Two women have claimed that they could be re-identified in the work. According to their complaints, the biographical information in the thesis could be used to identify them even though they had been anonymised.
The thesis, “Women in Combat: The Status and Roles Assigned Female Personnel in the Permanent Defence Forces”, had been on the DCU website and in its library.
The Defence Forces initially attempted to discredit Clonan’s research, but eventually accepted it, prompting a series of initiatives to prevent such behaviour within the organisation.
Clonan’s findings had been back in the spotlight as a result of RTÉ’s Women of Honour documentary, which detailed similar allegations of abuse, harassment and discrimination against female members of the Defence Forces.
His research included anonymised interviews with 60 female soldiers, sailors and aircrew. All but one interviewee said they were abused or discriminated against in some way, including 12 who said they had been sexually assaulted or raped.

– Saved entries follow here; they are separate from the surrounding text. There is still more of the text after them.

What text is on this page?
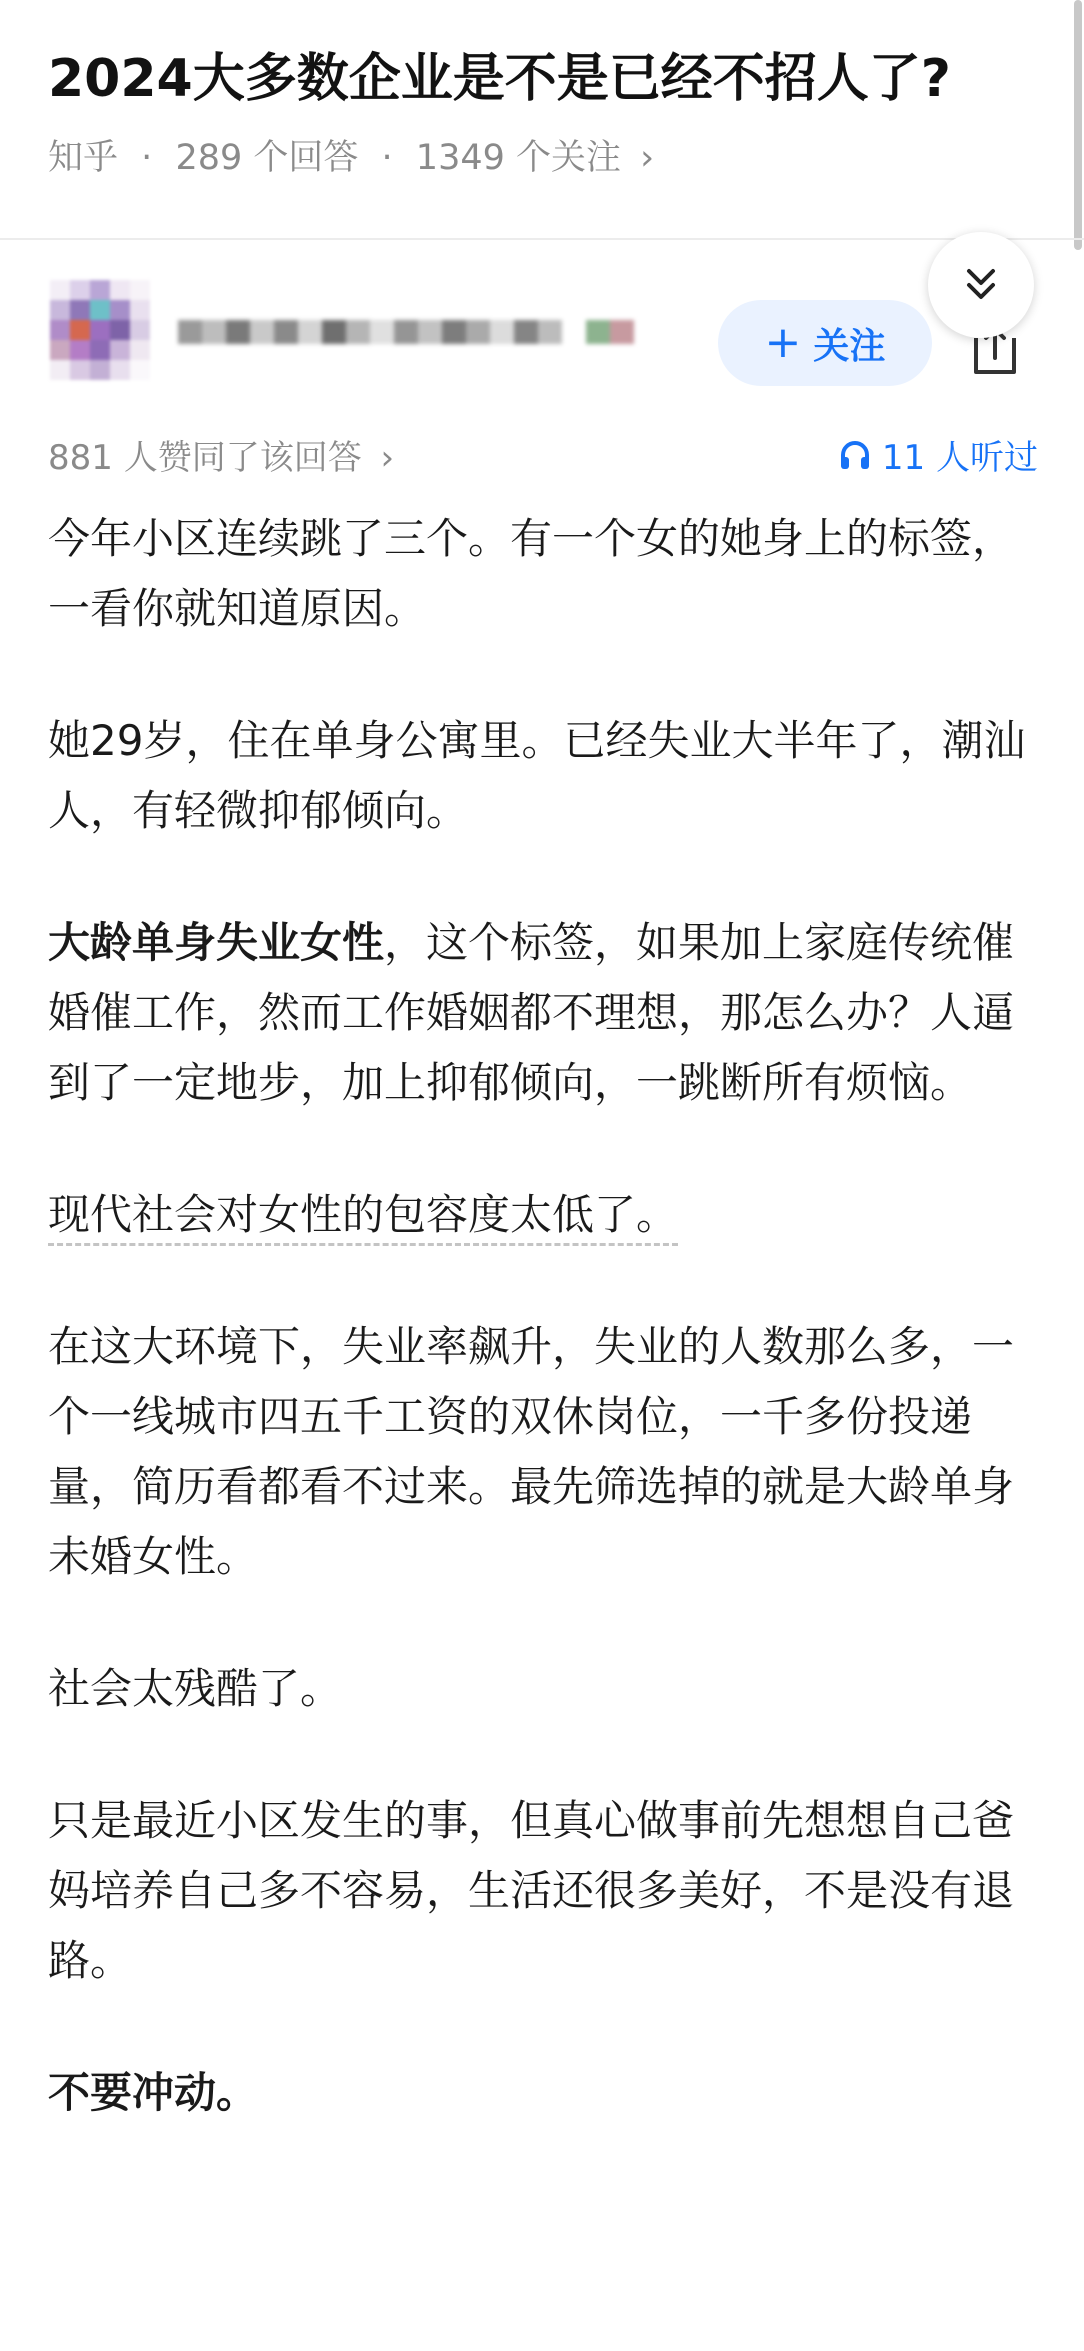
2024大多数企业是不是已经不招人了?
知乎 · 289 个回答 · 1349 个关注 ›
+ 关注
881 人赞同了该回答 ›	11 人听过

今年小区连续跳了三个。有一个女的她身上的标签，一看你就知道原因。

她29岁，住在单身公寓里。已经失业大半年了，潮汕人，有轻微抑郁倾向。

大龄单身失业女性，这个标签，如果加上家庭传统催婚催工作，然而工作婚姻都不理想，那怎么办？人逼到了一定地步，加上抑郁倾向，一跳断所有烦恼。

现代社会对女性的包容度太低了。

在这大环境下，失业率飙升，失业的人数那么多，一个一线城市四五千工资的双休岗位，一千多份投递量，简历看都看不过来。最先筛选掉的就是大龄单身未婚女性。

社会太残酷了。

只是最近小区发生的事，但真心做事前先想想自己爸妈培养自己多不容易，生活还很多美好，不是没有退路。

不要冲动。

The DCU registrar has initiated a review of the work in light of these complaints. While this is ongoing, the PhD is not available online or to the public in the library.
A DCU spokesman told the Irish Times that the university stands by the results of the thesis, but has commended an investigation to review the complaints by the two women regarding their privacy.
“Understandably, the content is highly sensitive for some individual past and current members of the Defence Forces. Therefore, in consultation with Thomas Clonan, DCU has temporarily suspended access to the PhD thesis”, he said.
The research could possibly be republished without biographical information.
Dr Clonan declined to comment to the Irish Times.
The Armed Forces formally thanked Conlan in 2019 for publishing his findings regarding sexual assault in the Armed Forces.
Clonan is currently running for a seat in the Seanad in the 2021 bye election, which was triggered when Ivana Bacik was elected to the Dáil in July. On his campaign website, Clonan references the research as a part of his dedication to equality.
He is also a vocal advocate for people with disabilities. He chairs the board of Dogs for the Disabled and is also on the board of Fighting Blindness.
He has run for the Seanad elections twice before – in 2016 and 2020 – but never managed to secure a seat.